Sur initiative du secrétaire général de l’exécutif de Ngazidja, Mohamed Djalim Ali assurant l’Intérim de la Gouverneure de l’île de Ngazidja, les agents de Ngazi Ngomé, du palais de Mrodju et des services rattachées telle l’inspection des finances, le conseil économique et social et la direction de coopération décentralisée de Ngazidja passent sous contrôle physique. Pour notre interlocuteur, il s’agit d’une nouvelle politique pour mieux contrôler les agents en poste dans les institutions insulaires.
Mohamed Djalim Ali reste serein et promet ne pas vouloir faire du mal à personne. Joint au téléphone, ce dernier explique que cette procédure « était nécessaire » afin d’ « assainir et restructurer » les administrations. « Pour le début de cette enquête, nous avons recensé 154 agents ayant des postes conformément au cadre organique sur 242 agents enregistrés », regrette le secrétaire général qui affirme faire preuve de rigueur et de transparence.
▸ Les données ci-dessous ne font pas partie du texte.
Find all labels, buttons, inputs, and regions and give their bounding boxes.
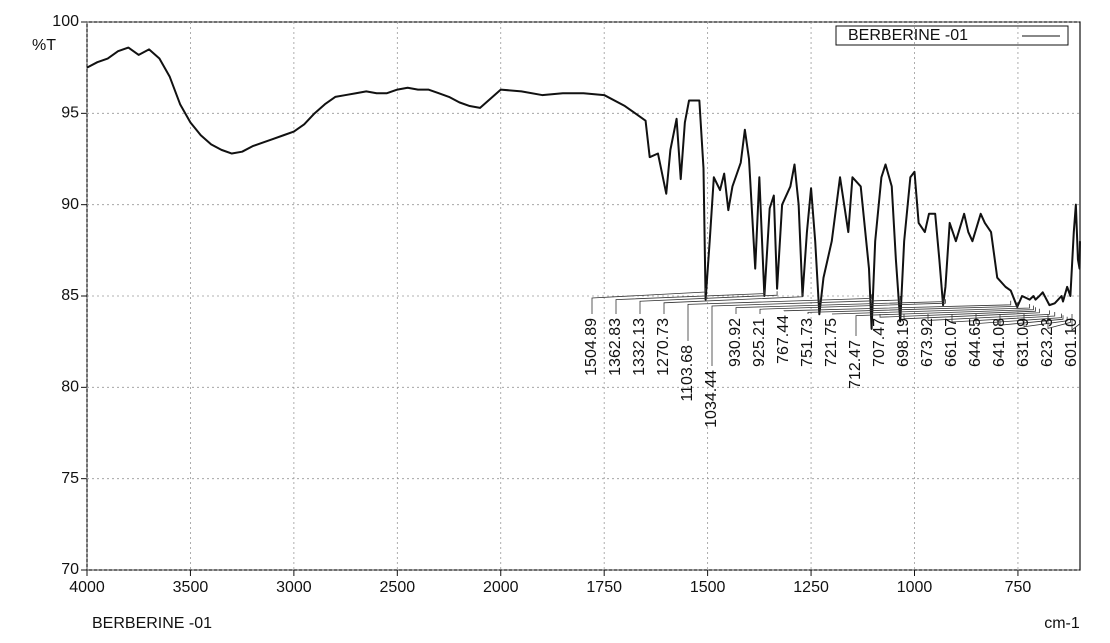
peak-leader [807, 302, 1018, 314]
y-tick-label: 85 [61, 287, 79, 304]
peak-leader [999, 314, 1064, 326]
peak-leader [879, 307, 1036, 318]
peak-label: 601.10 [1063, 318, 1080, 367]
legend-box [835, 25, 1069, 46]
x-tick-label: 750 [1005, 579, 1032, 596]
peak-leader [1047, 314, 1071, 329]
y-tick-label: 100 [52, 13, 79, 30]
peak-label: 767.44 [775, 315, 792, 364]
peak-label: 631.09 [1015, 318, 1032, 367]
peak-label: 673.92 [919, 318, 936, 367]
y-tick-label: 95 [61, 105, 79, 122]
peak-label: 1332.13 [631, 318, 648, 376]
peak-label: 1103.68 [679, 345, 696, 402]
x-tick-label: 3000 [276, 579, 312, 596]
peak-label: 641.08 [991, 318, 1008, 367]
y-tick-label: 80 [61, 379, 79, 396]
peak-leader [735, 297, 944, 314]
peak-leader [687, 294, 873, 341]
x-tick-label: 4000 [69, 579, 105, 596]
x-tick-label: 1250 [793, 579, 829, 596]
peak-label: 1034.44 [703, 370, 720, 428]
peak-label: 1504.89 [583, 318, 600, 376]
peak-label: 930.92 [727, 318, 744, 367]
peak-leader [975, 313, 1062, 325]
peak-label: 751.73 [799, 318, 816, 367]
peak-leader [831, 304, 1031, 315]
x-axis-unit: cm-1 [1044, 615, 1080, 632]
legend-label: BERBERINE -01 [848, 27, 968, 44]
peak-leader [927, 310, 1050, 321]
peak-label: 644.65 [967, 318, 984, 367]
peak-label: 1270.73 [655, 318, 672, 376]
peak-leader [615, 289, 765, 314]
y-tick-label: 75 [61, 470, 79, 487]
peak-leader [855, 305, 1034, 336]
peak-label: 721.75 [823, 318, 840, 367]
x-tick-label: 2000 [483, 579, 519, 596]
x-tick-label: 1500 [690, 579, 726, 596]
x-tick-label: 3500 [173, 579, 209, 596]
y-axis-label: %T [32, 37, 56, 54]
peak-label: 925.21 [751, 318, 768, 367]
x-tick-label: 1750 [586, 579, 622, 596]
y-tick-label: 90 [61, 196, 79, 213]
x-tick-label: 2500 [380, 579, 416, 596]
peak-label: 707.47 [871, 318, 888, 367]
peak-leader [663, 292, 803, 314]
peak-leader [903, 308, 1040, 320]
peak-leader [783, 300, 1012, 312]
peak-label: 698.19 [895, 318, 912, 367]
peak-label: 712.47 [847, 340, 864, 389]
spectrum-line [86, 46, 1081, 330]
peak-label: 661.07 [943, 318, 960, 367]
y-tick-label: 70 [61, 561, 79, 578]
peak-leader [639, 291, 778, 314]
footer-label: BERBERINE -01 [92, 615, 212, 632]
peak-label: 1362.83 [607, 318, 624, 376]
peak-leader [591, 288, 707, 314]
peak-leader [1071, 314, 1080, 331]
x-tick-label: 1000 [897, 579, 933, 596]
peak-leader [951, 312, 1056, 323]
peak-leader [1023, 314, 1068, 328]
peak-leader [711, 296, 901, 366]
peak-leader [759, 299, 946, 314]
peak-label: 623.23 [1039, 318, 1056, 367]
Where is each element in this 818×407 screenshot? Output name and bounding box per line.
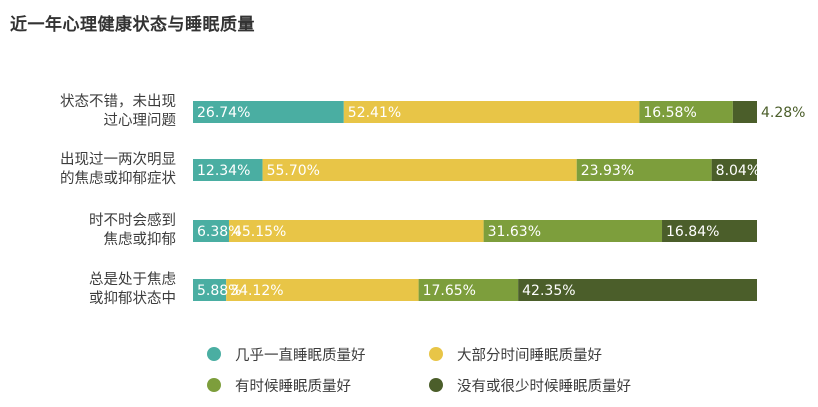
value-label: 26.74% <box>197 105 250 121</box>
bar-segment <box>639 101 733 123</box>
category-label-line: 出现过一两次明显 <box>60 152 176 168</box>
value-label: 16.58% <box>643 105 696 121</box>
value-label: 23.93% <box>581 163 634 179</box>
category-label-line: 或抑郁状态中 <box>89 291 176 307</box>
category-label-line: 过心理问题 <box>103 113 177 129</box>
bar-segment <box>228 220 484 242</box>
legend-label: 有时候睡眠质量好 <box>235 378 351 395</box>
bar-segment <box>262 159 577 181</box>
category-label-line: 焦虑或抑郁 <box>103 232 177 248</box>
legend-swatch <box>429 347 443 361</box>
value-label: 8.04% <box>716 163 760 179</box>
category-label-line: 状态不错，未出现 <box>60 94 176 110</box>
value-label: 31.63% <box>488 224 541 240</box>
legend-label: 没有或很少时候睡眠质量好 <box>457 378 631 395</box>
bar-segment <box>343 101 640 123</box>
bar-segment <box>483 220 663 242</box>
value-label: 4.28% <box>761 105 805 121</box>
bar-segment <box>226 279 419 301</box>
legend-item: 有时候睡眠质量好 <box>207 374 351 396</box>
value-label: 6.38% <box>197 224 241 240</box>
value-label: 52.41% <box>348 105 401 121</box>
bar-segment <box>732 101 757 123</box>
bar-segment <box>711 159 757 181</box>
category-label: 总是处于焦虑 或抑郁状态中 <box>4 271 176 309</box>
value-label: 12.34% <box>197 163 250 179</box>
category-label: 状态不错，未出现过心理问题 <box>4 93 176 131</box>
legend-swatch <box>207 378 221 392</box>
bar-segment <box>193 159 263 181</box>
category-label-line: 总是处于焦虑 <box>89 272 176 288</box>
bar-segment <box>193 279 227 301</box>
category-label: 时不时会感到焦虑或抑郁 <box>4 212 176 250</box>
value-label: 5.88% <box>197 283 241 299</box>
bar-segment <box>662 220 757 242</box>
category-label: 出现过一两次明显 的焦虑或抑郁症状 <box>4 151 176 189</box>
value-label: 17.65% <box>423 283 476 299</box>
legend-item: 没有或很少时候睡眠质量好 <box>429 374 631 396</box>
legend-swatch <box>207 347 221 361</box>
bar-segment <box>418 279 519 301</box>
value-label: 42.35% <box>522 283 575 299</box>
category-label-line: 的焦虑或抑郁症状 <box>60 171 176 187</box>
legend-label: 大部分时间睡眠质量好 <box>457 347 602 364</box>
legend-item: 几乎一直睡眠质量好 <box>207 343 366 365</box>
bar-segment <box>193 220 229 242</box>
legend-item: 大部分时间睡眠质量好 <box>429 343 602 365</box>
bar-segment <box>193 101 344 123</box>
legend-label: 几乎一直睡眠质量好 <box>235 347 366 364</box>
legend-swatch <box>429 378 443 392</box>
category-label-line: 时不时会感到 <box>89 213 176 229</box>
value-label: 55.70% <box>267 163 320 179</box>
value-label: 34.12% <box>230 283 283 299</box>
value-label: 16.84% <box>666 224 719 240</box>
bar-segment <box>518 279 757 301</box>
chart-title: 近一年心理健康状态与睡眠质量 <box>10 15 255 35</box>
bar-segment <box>576 159 712 181</box>
value-label: 45.15% <box>233 224 286 240</box>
Pour Mohamed Ali Djalim, cette ‘’nouvelle politique administrative’’ n’a rien de négatif. Ce dernier affirme que sa volonté n’est pas de sanctionner un tel ou un tel. « Nous ne le faisons pas pour sanctionner les gens mais pour rendre la réalité sur le fonctionnement de nos administrations », rassure-t-il avant de préciser que « après cette enquête, ces mêmes agents pourraient-être recrutés et déployés au niveau des communes pour servir les mairies ».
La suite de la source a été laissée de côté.